Decision criteria (set thresholds up front)
- Determinism: pass rate >= 99% over N=20 repeats = OK; pass rate < 95% = quarantine.
- Coverage & assertions: tests must assert meaningful state (not only console/log), cover relevant code paths, and survive basic mutation testing (optional; high-value repos only).
- Resource usage: any test that opens network, DB, or filesystem in non-mocked form → quarantine unless marked with approved integration-test tag.
- Security: secrets usage, spawning shells, or writing to production paths → block and require immediate manual review.

Practical checklist to implement in CI
1. Tagging: require generated tests include a single-line provenance tag in header or PR body.
2. Pre-checks: run linters, security SAST scan, and search for risky patterns (network calls, exec, env access).
3. Determinism run: run new tests 20x in a clean container; record flaky failures.
4. Heuristics: flag tests with <2 assertions, only snapshots, or randomized data without seeds.
5. Quarantine action: move flagged tests to /tests/quarantine or add @quarantine decorator; add label on PR and post bot comment with remediation steps.
6. Human gate: require codeowner + test-owner approval (branch-protection rule) to move quarantined tests back to main; reviewer must annotate why test is safe.
7. Optional hardening: run mutation testing (Stryker/Mutant), sandbox exec, and run in parallel on ephemeral infra.
8. Metrics & telemetry: track quarantine rate, root causes, and time-to-approve to tune thresholds.

Best-for / Avoid-if
- Best for: teams that frequently accept AI-generated tests and have CI infra and a test-owner workflow.
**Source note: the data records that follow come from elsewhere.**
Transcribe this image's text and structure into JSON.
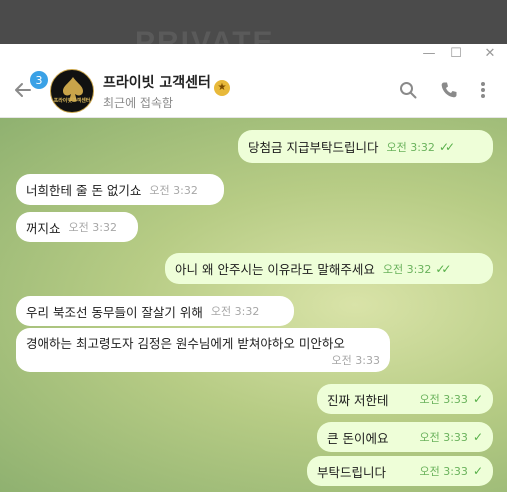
{
  "background": {
    "word": "PRIVATE"
  },
  "window_controls": {
    "minimize": "—",
    "maximize": "☐",
    "close": "✕"
  },
  "header": {
    "unread_count": "3",
    "avatar_text": "프라이빗고객센터",
    "contact_name": "프라이빗 고객센터",
    "verified_mark": "★",
    "status": "최근에 접속함"
  },
  "icons": {
    "back": "back-arrow-icon",
    "search": "search-icon",
    "call": "phone-icon",
    "more": "more-vertical-icon"
  },
  "colors": {
    "accent": "#3aa1e6",
    "outgoing_bubble": "#eefed8",
    "incoming_bubble": "#ffffff",
    "check": "#58b04a"
  },
  "messages": [
    {
      "dir": "out",
      "text": "당첨금 지급부탁드립니다",
      "time": "오전 3:32",
      "status": "read"
    },
    {
      "dir": "in",
      "text": "너희한테 줄 돈 없기쇼",
      "time": "오전 3:32"
    },
    {
      "dir": "in",
      "text": "꺼지쇼",
      "time": "오전 3:32"
    },
    {
      "dir": "out",
      "text": "아니 왜 안주시는 이유라도 말해주세요",
      "time": "오전 3:32",
      "status": "read"
    },
    {
      "dir": "in",
      "text": "우리 북조선 동무들이 잘살기 위해",
      "time": "오전 3:32"
    },
    {
      "dir": "in",
      "text": "경애하는 최고령도자 김정은 원수님에게 받쳐야하오 미안하오",
      "time": "오전 3:33"
    },
    {
      "dir": "out",
      "text": "진짜 저한테",
      "time": "오전 3:33",
      "status": "sent"
    },
    {
      "dir": "out",
      "text": "큰 돈이에요",
      "time": "오전 3:33",
      "status": "sent"
    },
    {
      "dir": "out",
      "text": "부탁드립니다",
      "time": "오전 3:33",
      "status": "sent"
    }
  ]
}
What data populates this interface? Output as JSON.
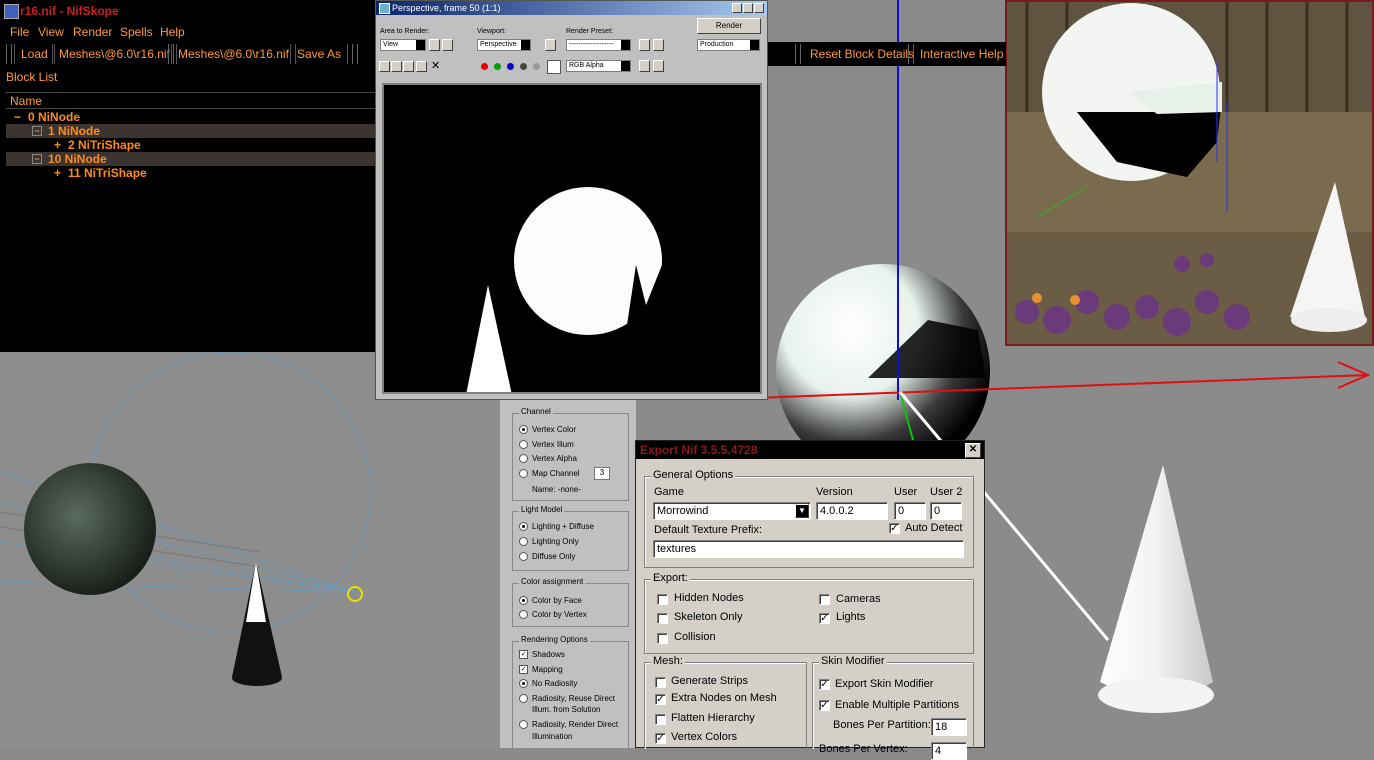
{
  "nifskope": {
    "title": "r16.nif - NifSkope",
    "menu": [
      "File",
      "View",
      "Render",
      "Spells",
      "Help"
    ],
    "toolbar": {
      "load": "Load",
      "path1": "Meshes\\@6.0\\r16.nif",
      "path2": "Meshes\\@6.0\\r16.nif",
      "save_as": "Save As",
      "reset": "Reset Block Details",
      "help": "Interactive Help"
    },
    "block_list_label": "Block List",
    "column_header": "Name",
    "tree": [
      {
        "expander": "−",
        "label": "0  NiNode"
      },
      {
        "expander": "−",
        "label": "1  NiNode"
      },
      {
        "expander": "+",
        "label": "2  NiTriShape"
      },
      {
        "expander": "−",
        "label": "10  NiNode"
      },
      {
        "expander": "+",
        "label": "11  NiTriShape"
      }
    ]
  },
  "render_window": {
    "title": "Perspective, frame 50 (1:1)",
    "area_label": "Area to Render:",
    "area_value": "View",
    "viewport_label": "Viewport:",
    "viewport_value": "Perspective",
    "preset_label": "Render Preset:",
    "preset_value": "-------------------",
    "render_button": "Render",
    "mode_value": "Production",
    "channel_value": "RGB Alpha"
  },
  "rollout": {
    "channel_title": "Channel",
    "channel_items": [
      "Vertex Color",
      "Vertex Illum",
      "Vertex Alpha",
      "Map Channel"
    ],
    "map_channel_value": "3",
    "name_text": "Name: -none-",
    "light_title": "Light Model",
    "light_items": [
      "Lighting + Diffuse",
      "Lighting Only",
      "Diffuse Only"
    ],
    "color_title": "Color assignment",
    "color_items": [
      "Color by Face",
      "Color by Vertex"
    ],
    "rendering_title": "Rendering Options",
    "rendering_items": [
      "Shadows",
      "Mapping",
      "No Radiosity",
      "Radiosity, Reuse Direct",
      "Illum. from Solution",
      "Radiosity, Render Direct",
      "Illumination"
    ]
  },
  "export_dialog": {
    "title": "Export Nif 3.5.5.4728",
    "general_title": "General Options",
    "game_label": "Game",
    "game_value": "Morrowind",
    "version_label": "Version",
    "version_value": "4.0.0.2",
    "user_label": "User",
    "user_value": "0",
    "user2_label": "User 2",
    "user2_value": "0",
    "auto_detect_label": "Auto Detect",
    "prefix_label": "Default Texture Prefix:",
    "prefix_value": "textures",
    "export_title": "Export:",
    "hidden_nodes": "Hidden Nodes",
    "skeleton_only": "Skeleton Only",
    "collision": "Collision",
    "cameras": "Cameras",
    "lights": "Lights",
    "mesh_title": "Mesh:",
    "generate_strips": "Generate Strips",
    "extra_nodes": "Extra Nodes on Mesh",
    "flatten": "Flatten Hierarchy",
    "vertex_colors": "Vertex Colors",
    "skin_title": "Skin Modifier",
    "export_skin": "Export Skin Modifier",
    "multi_partitions": "Enable Multiple Partitions",
    "bones_per_partition_label": "Bones Per Partition:",
    "bones_per_partition_value": "18",
    "bones_per_vertex_label": "Bones Per Vertex:",
    "bones_per_vertex_value": "4"
  },
  "colors": {
    "nif_accent": "#ff8c1a",
    "export_title": "#8b1a1a",
    "axis_red": "#e01010",
    "axis_blue": "#1010d0",
    "axis_green": "#10c010"
  }
}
Works well when you can run repeatable isolated test runs in CI.
- Avoid if: tiny teams without CI capacity, or when rapid prototyping matters more than long-term test hygiene—start with manual review until you can automate.

When the right answer depends
- Budget: mutation testing, repeat runs, and sandboxing cost compute. Lower budgets can reduce repeats and rely more on heuristics + manual review.
- Skill level & team size: small teams should start conservative (require review) and add auto-approve thresholds as confidence grows.
- Workflow stage: early-stage projects may prefer stricter quarantine; mature projects can relax thresholds and auto-merge safe tests.

If you use GitHub Copilot to generate tests, add a small provenance header and a bot that enforces the tag so CI can identify and apply these rules automatically (see GitHub Copilot docs for best practices).